From Bugzilla Helper: User-Agent: Mozilla/5.0 (X11; U; Linux i686; en-US; rv:1.7.5) Gecko/20041107 Firefox/1.0 Description of problem: We have observed processes that suffer from memory leaks (internal issue, which has been fixed) which cause the server to go into I/O block. The kernel tries to kill (SIGTERM) the process which has exhausted the memory, but the kill is unsuccesful as the process is waiting on I/O. The process in this case was logging to an NFS file and was doing a lot of message handling and interactions with an Oracle install. Version-Release number of selected component (if applicable): kernel-2.4.21-27.0.2.EL How reproducible: Couldn't Reproduce Steps to Reproduce: I've writen a small program to exhaust the memory (malloc loop) and that is handled correctly. I haven't added I/O activity in yet to produce a I/O block. The primary servers where this is seen are production development systems. 1. Exhaust the memory (RAM) with a process that has network I/O Actual Results: Kernel loops trying to kill (SIGTERM) the process that has exhausted the memory. Expected Results: The process is killed and the system returns to status-quo. Additional info: Is it possible to patc the kernel to send a SIGKILL if the application does not respond to a SIGTERM after a period of time. This will generally be for applications that are in I/O block.

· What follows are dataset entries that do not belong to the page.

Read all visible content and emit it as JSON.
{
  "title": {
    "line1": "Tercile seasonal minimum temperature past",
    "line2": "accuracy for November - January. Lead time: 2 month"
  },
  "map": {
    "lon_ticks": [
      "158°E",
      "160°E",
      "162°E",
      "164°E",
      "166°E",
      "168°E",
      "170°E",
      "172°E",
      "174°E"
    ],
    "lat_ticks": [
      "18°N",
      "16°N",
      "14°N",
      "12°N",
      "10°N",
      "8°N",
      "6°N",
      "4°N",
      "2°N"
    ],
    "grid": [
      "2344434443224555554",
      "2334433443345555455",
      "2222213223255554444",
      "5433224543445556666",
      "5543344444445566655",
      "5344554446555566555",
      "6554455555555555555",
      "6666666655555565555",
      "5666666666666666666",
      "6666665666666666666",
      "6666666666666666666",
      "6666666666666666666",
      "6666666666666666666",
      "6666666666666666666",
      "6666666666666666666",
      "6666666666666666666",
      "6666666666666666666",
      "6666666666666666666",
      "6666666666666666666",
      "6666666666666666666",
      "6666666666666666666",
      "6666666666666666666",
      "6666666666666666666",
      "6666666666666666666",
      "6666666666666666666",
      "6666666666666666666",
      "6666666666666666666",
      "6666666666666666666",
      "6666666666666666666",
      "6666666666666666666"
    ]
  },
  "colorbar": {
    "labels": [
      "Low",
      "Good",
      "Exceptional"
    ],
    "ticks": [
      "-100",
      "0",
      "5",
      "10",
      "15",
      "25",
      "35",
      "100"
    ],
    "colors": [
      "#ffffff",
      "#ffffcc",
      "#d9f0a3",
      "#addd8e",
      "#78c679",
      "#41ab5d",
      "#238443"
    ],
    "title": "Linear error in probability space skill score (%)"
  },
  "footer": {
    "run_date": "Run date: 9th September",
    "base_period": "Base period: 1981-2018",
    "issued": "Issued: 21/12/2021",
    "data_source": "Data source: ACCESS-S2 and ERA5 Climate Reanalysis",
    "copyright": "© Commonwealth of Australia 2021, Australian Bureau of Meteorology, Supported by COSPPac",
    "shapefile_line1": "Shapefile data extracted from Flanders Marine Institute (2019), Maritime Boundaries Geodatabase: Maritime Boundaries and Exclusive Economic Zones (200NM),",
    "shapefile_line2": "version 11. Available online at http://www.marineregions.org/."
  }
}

Hello, David. In general, processes waiting for I/O completion cannot be interrupted by signal delivery (because locks or other critical resources need to be held during the operation). This is appropriate/desirable behavior, and the kernel is not looping during the I/O wait even if a signal has been posted (i.e., queued for delivery). These types of waits are generally very short-term. Waiting on I/O completion from a remote machine (e.g., for an NFS request) is a bit of a special case. In certain situations, it might be helpful to use the "intr" and/or "soft" options for NFS mounts, but this is generally not advised because of the potential for data loss (from interrupted NFS operations). Applications that consume large amounts of virtual memory will likely have their physical pages "stolen" (reallocated to other processes) if they were to become stuck in a long-term I/O wait, so this is not a problem.
We've had scenarios where hosts which have an application which has a memory leak and consequently consumes all the memory available, the OS then attempts to kill the process, but is unable to because it is I/O bound. The host and process remain in this state for hours (I've observed it happening for at least 8 hours) and a physcial power-cycle is required to regain access to the server.